On a Feb. 4 segment about the environment, Nightline asked whether "this country can afford to save the world at all costs." Continuing a tradition featuring right-wing ideologues as experts on scientific questions (remember Jerry Falwell, brain scientist?), the show featured talkshow host Rush Limbaugh, who argued that volcanoes do more harm to the ozone layer than chlorofluorocarbons. Balancing Limbaugh was Sen. Al Gore, who argued that the answer to ecological problems was more "capitalism." In an introduction to the show, Nightline presented the Bush administration as "caught in the middle" between these two extremes, as an Interior Department spokesperson stated that "growth and development and environmental protection have to come together."

These sort of match-ups are common on television discussion shows. The MacNeil/Lehrer NewsHour managed to do seven segments on the Exxon Valdez oil spill without including a single guest from an environmental organization (Extra!, Winter '90). Instead, one program (3/30/89) featured Exxon chair Lawrence Rawl and Alaska Gov.

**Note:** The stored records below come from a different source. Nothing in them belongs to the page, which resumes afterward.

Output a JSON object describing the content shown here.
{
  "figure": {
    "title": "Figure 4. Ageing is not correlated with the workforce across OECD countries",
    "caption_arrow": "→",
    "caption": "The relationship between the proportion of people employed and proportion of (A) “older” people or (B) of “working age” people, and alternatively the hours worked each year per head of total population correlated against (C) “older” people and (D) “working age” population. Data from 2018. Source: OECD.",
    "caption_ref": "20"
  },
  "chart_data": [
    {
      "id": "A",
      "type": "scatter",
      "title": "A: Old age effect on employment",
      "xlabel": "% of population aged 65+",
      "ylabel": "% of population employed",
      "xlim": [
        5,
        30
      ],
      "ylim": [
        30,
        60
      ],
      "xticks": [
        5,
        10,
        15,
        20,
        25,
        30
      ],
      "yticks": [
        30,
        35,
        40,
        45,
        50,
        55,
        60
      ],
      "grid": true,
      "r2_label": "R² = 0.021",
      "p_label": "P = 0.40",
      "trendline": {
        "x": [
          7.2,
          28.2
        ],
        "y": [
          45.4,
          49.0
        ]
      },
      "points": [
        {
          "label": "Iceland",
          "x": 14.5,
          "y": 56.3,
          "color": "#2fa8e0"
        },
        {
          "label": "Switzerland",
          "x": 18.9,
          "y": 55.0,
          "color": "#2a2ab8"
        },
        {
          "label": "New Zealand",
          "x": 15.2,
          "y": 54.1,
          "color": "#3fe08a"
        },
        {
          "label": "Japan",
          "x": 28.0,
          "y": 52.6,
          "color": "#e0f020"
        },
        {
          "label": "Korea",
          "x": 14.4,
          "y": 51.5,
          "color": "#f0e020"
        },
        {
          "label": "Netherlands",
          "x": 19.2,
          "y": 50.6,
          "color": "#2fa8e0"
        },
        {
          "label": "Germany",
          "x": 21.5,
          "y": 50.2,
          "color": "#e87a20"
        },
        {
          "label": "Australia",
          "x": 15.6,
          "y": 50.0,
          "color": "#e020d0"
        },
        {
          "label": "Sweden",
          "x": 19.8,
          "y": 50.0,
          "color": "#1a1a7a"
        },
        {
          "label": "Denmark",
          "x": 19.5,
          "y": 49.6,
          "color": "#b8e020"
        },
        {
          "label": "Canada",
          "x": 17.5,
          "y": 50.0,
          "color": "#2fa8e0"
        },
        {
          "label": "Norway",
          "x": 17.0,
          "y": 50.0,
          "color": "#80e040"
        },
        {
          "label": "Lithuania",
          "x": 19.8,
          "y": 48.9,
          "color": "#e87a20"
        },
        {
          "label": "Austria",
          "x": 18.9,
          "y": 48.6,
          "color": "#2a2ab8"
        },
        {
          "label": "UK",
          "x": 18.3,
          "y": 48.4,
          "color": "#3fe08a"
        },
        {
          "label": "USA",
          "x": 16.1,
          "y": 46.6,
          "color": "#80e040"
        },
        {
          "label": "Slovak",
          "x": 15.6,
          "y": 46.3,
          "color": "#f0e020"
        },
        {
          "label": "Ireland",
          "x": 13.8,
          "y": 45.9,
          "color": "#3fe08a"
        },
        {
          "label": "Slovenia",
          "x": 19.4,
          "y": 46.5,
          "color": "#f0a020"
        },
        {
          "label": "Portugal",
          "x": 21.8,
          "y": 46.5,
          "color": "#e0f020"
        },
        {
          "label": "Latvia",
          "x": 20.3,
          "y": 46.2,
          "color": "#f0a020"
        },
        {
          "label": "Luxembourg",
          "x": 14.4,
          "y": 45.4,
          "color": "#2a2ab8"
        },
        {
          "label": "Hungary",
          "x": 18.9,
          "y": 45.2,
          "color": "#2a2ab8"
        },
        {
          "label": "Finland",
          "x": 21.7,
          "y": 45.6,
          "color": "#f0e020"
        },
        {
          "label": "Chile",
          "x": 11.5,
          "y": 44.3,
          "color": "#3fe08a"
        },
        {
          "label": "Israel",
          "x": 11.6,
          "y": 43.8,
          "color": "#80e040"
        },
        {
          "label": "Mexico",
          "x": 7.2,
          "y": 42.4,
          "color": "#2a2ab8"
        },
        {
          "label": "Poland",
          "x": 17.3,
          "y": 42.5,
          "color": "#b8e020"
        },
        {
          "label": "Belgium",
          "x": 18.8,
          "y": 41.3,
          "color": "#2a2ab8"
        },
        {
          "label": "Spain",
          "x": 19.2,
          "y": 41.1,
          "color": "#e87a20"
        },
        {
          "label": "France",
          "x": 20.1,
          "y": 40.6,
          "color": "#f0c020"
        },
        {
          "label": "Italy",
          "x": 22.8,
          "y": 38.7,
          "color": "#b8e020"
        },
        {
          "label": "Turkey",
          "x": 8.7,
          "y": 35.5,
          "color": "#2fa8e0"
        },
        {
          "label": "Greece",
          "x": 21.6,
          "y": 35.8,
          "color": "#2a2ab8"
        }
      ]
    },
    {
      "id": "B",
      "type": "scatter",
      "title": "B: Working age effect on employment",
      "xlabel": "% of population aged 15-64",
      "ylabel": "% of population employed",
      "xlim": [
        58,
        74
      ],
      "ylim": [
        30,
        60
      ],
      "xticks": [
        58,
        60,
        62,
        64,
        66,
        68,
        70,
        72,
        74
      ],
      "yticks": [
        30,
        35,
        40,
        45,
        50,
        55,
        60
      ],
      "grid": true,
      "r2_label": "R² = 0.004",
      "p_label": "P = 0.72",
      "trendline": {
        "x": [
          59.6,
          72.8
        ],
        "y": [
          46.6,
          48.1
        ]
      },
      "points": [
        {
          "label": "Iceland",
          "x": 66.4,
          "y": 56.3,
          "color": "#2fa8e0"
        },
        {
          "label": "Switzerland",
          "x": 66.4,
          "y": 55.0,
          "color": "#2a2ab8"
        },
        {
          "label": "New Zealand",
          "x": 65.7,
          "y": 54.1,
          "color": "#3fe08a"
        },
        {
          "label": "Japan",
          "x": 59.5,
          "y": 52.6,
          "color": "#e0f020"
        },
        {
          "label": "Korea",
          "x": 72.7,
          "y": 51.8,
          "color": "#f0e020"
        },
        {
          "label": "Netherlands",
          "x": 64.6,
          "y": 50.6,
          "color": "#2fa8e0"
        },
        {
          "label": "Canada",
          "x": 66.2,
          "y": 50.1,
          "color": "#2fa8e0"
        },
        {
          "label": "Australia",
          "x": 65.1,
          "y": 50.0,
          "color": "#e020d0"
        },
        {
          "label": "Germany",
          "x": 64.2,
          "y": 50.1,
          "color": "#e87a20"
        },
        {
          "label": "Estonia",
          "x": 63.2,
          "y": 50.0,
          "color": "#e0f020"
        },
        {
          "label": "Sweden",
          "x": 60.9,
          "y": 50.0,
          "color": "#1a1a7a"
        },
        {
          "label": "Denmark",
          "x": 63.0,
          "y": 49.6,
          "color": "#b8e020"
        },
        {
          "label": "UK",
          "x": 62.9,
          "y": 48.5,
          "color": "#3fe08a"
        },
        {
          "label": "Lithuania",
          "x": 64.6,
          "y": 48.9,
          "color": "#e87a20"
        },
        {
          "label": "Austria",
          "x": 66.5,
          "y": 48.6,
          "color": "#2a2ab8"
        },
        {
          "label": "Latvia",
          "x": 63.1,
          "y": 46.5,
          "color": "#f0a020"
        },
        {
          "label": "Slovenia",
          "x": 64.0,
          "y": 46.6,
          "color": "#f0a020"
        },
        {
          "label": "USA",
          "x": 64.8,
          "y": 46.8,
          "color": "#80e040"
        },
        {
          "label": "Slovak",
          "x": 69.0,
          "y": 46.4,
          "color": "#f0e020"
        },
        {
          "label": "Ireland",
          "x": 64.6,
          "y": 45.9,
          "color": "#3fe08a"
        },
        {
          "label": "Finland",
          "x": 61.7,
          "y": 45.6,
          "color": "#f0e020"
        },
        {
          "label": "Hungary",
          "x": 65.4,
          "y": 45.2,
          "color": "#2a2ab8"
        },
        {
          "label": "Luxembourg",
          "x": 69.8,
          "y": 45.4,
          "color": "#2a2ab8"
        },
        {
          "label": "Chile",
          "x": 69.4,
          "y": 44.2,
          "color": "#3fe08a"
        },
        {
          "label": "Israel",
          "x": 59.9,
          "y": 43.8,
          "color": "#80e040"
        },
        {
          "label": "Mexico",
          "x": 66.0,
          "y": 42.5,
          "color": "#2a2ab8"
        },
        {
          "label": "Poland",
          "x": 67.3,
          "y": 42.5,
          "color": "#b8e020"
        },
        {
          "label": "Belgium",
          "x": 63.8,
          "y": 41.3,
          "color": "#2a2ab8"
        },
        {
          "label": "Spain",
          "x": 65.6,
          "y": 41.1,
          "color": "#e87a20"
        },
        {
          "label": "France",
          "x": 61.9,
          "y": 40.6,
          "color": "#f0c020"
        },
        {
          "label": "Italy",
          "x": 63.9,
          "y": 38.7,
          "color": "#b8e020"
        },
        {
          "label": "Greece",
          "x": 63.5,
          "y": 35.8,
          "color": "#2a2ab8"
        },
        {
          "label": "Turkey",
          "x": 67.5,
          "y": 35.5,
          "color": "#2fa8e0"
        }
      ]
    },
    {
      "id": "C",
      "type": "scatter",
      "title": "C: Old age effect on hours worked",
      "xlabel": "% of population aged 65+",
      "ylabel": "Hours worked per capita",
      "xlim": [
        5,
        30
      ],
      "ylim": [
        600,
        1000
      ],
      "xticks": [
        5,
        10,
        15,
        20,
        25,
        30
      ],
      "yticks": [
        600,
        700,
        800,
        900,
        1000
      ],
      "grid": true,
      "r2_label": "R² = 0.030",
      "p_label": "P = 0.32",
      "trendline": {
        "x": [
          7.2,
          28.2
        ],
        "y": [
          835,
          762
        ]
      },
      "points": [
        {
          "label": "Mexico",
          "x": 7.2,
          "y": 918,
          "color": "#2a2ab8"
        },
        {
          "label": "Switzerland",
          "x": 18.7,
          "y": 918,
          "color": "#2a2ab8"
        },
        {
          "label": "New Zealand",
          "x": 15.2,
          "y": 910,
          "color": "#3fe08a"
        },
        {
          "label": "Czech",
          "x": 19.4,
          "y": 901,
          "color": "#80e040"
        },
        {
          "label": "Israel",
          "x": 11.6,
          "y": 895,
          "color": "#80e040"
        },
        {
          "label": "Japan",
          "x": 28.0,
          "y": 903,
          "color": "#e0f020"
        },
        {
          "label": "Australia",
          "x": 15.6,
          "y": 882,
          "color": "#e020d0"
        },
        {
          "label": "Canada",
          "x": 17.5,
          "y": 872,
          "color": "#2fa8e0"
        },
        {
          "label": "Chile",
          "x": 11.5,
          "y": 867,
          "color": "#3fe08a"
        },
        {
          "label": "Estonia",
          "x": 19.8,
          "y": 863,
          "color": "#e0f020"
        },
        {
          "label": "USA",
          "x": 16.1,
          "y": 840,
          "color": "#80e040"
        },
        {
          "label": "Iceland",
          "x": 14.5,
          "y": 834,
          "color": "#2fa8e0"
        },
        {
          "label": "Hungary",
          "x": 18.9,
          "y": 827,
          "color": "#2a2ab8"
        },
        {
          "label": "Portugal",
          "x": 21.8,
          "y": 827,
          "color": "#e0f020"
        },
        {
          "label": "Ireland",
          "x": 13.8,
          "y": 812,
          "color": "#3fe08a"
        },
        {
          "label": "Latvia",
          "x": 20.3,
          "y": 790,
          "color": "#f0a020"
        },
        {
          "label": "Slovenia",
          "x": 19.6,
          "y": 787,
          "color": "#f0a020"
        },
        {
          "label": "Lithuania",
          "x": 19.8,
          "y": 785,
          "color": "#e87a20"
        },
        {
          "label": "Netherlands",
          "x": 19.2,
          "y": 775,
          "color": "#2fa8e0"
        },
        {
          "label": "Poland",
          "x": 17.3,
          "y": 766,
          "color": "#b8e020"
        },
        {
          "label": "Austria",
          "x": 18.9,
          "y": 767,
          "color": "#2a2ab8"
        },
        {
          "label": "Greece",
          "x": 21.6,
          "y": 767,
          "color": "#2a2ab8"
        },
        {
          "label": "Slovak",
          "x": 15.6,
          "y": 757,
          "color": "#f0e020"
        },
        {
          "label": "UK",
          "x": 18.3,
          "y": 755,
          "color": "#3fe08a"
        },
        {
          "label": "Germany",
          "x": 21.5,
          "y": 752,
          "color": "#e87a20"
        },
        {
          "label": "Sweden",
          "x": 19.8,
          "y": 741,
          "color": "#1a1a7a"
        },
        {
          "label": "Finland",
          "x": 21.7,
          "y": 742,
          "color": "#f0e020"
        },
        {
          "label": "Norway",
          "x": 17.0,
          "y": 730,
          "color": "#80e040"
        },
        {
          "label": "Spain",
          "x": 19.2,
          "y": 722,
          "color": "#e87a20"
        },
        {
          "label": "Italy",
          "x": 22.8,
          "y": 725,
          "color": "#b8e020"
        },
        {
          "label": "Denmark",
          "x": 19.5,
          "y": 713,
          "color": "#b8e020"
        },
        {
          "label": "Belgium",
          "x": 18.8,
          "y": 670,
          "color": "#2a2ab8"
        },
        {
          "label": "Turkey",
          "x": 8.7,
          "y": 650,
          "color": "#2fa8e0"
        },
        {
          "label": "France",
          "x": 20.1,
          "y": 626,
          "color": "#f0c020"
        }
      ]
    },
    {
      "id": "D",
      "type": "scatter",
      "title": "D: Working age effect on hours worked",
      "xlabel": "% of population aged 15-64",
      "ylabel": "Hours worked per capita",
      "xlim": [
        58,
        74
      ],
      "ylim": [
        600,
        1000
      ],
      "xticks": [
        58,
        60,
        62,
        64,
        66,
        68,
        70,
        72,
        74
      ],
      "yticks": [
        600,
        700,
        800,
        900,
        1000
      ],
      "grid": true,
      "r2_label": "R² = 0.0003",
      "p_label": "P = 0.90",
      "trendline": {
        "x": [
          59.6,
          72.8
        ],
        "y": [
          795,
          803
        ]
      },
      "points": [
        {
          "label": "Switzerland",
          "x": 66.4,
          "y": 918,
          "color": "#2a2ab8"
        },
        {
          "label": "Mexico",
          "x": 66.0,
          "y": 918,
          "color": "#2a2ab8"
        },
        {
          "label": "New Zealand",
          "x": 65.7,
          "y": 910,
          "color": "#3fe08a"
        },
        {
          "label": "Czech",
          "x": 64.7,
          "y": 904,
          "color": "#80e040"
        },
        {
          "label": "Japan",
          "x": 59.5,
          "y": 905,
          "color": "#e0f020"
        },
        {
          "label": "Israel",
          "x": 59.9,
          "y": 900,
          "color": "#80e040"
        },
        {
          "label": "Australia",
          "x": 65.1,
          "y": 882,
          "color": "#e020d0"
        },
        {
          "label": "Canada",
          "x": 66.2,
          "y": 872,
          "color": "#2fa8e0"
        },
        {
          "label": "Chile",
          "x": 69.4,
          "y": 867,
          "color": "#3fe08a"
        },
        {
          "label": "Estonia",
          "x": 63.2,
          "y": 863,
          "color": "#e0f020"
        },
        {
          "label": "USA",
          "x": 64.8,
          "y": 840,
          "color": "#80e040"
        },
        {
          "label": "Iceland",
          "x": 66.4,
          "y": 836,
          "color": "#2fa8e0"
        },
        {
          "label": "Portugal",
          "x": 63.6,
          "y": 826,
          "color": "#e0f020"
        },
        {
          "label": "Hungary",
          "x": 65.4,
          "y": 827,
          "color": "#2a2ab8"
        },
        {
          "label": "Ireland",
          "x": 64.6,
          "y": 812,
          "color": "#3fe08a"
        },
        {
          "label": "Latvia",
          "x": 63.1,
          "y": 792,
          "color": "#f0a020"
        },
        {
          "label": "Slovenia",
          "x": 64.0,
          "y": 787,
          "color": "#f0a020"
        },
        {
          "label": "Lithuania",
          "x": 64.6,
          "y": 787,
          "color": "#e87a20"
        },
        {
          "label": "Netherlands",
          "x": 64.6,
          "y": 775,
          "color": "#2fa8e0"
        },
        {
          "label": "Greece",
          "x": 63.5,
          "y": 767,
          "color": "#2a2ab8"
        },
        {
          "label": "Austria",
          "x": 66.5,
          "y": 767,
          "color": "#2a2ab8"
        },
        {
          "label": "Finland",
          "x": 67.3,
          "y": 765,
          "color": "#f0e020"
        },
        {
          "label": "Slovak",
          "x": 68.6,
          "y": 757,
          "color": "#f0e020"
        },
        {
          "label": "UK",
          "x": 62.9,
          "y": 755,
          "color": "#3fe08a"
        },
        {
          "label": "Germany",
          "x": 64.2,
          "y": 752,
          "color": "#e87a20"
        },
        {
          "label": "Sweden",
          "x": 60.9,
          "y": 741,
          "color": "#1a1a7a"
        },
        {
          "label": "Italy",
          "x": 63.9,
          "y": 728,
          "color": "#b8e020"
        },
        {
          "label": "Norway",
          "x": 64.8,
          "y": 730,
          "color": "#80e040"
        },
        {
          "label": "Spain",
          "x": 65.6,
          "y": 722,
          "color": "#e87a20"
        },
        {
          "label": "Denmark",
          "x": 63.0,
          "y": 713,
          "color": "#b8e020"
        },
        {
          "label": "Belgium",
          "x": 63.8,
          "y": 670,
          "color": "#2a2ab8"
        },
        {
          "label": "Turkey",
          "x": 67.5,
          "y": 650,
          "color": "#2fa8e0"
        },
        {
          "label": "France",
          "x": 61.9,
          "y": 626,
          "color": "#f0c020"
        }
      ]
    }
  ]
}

Steve Cowper, who had little disagreement with Rawl: "The chairman of the board of Exxon, I think, has been too heavy on his own company.... Obviously Exxon's skipper caused this accident, but after it took place, I think that Exxon did a good job under the circumstances. I really do."

In all MacNeil/Lehrer's discussion segments on the environment for a six-month period, only one of 17 experts represented an environmental group. Most were government or corporate officials.